Order Date: 2023-10-04
Outcome: Revenue
Sections: Section 90
The MFN clause in a DTAA requires a specific notification to be effective, and mere entry of a third country into OECD does not automatically trigger benefits.
The Supreme Court ruled in favor of the Revenue, holding that the MFN clause in the DTAAs does not automatically apply without a specific notification under Section 90 of the Income-tax Act, 1961.
Revenue
The central legal question was whether the MFN clause in the DTAAs required a separate notification to be effective, especially when a third country becomes an OECD member after the DTAA was signed.
The case involved the interpretation of the MFN clause in DTAAs between India and countries like Netherlands, France, and Switzerland. The issue was whether benefits extended to other OECD countries could be automatically applied to these countries without a separate notification.
The assessees argued that the MFN clause should automatically apply once a third country becomes an OECD member, without the need for a separate notification.
The Revenue contended that a notification under Section 90 is necessary for the MFN clause to be effective, and mere OECD membership of a third country does not trigger automatic benefits.
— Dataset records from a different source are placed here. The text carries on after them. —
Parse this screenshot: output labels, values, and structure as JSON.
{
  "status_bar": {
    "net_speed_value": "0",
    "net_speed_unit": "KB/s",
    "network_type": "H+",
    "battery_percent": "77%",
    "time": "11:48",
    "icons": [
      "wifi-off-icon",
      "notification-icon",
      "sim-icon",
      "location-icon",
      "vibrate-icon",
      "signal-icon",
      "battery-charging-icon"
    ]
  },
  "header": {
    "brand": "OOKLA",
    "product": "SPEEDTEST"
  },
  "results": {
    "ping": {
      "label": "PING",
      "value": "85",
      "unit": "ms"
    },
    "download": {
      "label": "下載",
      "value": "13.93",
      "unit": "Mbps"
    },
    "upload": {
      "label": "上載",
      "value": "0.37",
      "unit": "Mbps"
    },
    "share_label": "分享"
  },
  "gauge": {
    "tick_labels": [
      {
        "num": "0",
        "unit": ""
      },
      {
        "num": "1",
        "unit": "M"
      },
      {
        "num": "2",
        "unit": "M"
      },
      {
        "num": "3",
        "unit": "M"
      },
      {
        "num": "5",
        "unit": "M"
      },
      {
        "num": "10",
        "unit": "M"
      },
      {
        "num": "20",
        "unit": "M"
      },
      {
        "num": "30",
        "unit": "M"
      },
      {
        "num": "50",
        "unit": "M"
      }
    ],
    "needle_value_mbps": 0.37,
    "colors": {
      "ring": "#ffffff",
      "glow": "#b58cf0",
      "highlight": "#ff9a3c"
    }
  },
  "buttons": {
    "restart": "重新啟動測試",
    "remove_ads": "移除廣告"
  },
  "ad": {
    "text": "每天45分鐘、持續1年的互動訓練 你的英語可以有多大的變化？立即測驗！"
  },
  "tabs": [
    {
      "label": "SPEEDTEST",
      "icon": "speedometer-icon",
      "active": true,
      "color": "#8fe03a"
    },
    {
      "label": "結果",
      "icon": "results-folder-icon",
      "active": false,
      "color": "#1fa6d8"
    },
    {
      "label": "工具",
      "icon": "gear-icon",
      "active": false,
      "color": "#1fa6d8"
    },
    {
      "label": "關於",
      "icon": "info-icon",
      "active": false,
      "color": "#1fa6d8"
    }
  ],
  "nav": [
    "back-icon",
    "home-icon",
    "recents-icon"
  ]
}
Section 90 of the Income-tax Act, 1961, which deals with agreements with foreign countries for avoidance of double taxation.
The court held that the terms of a treaty do not automatically acquire enforceability in domestic law without a notification under Section 90. The interpretation of 'is' in the context of OECD membership was crucial, and the court concluded that the third country must be an OECD member at the time of entering into the DTAA with India.
The court did not decide on the automatic applicability of MFN clauses without notifications.
Practitioners should note that MFN clauses in DTAAs require a notification under Section 90 to be effective, and mere OECD membership of a third country does not trigger automatic benefits.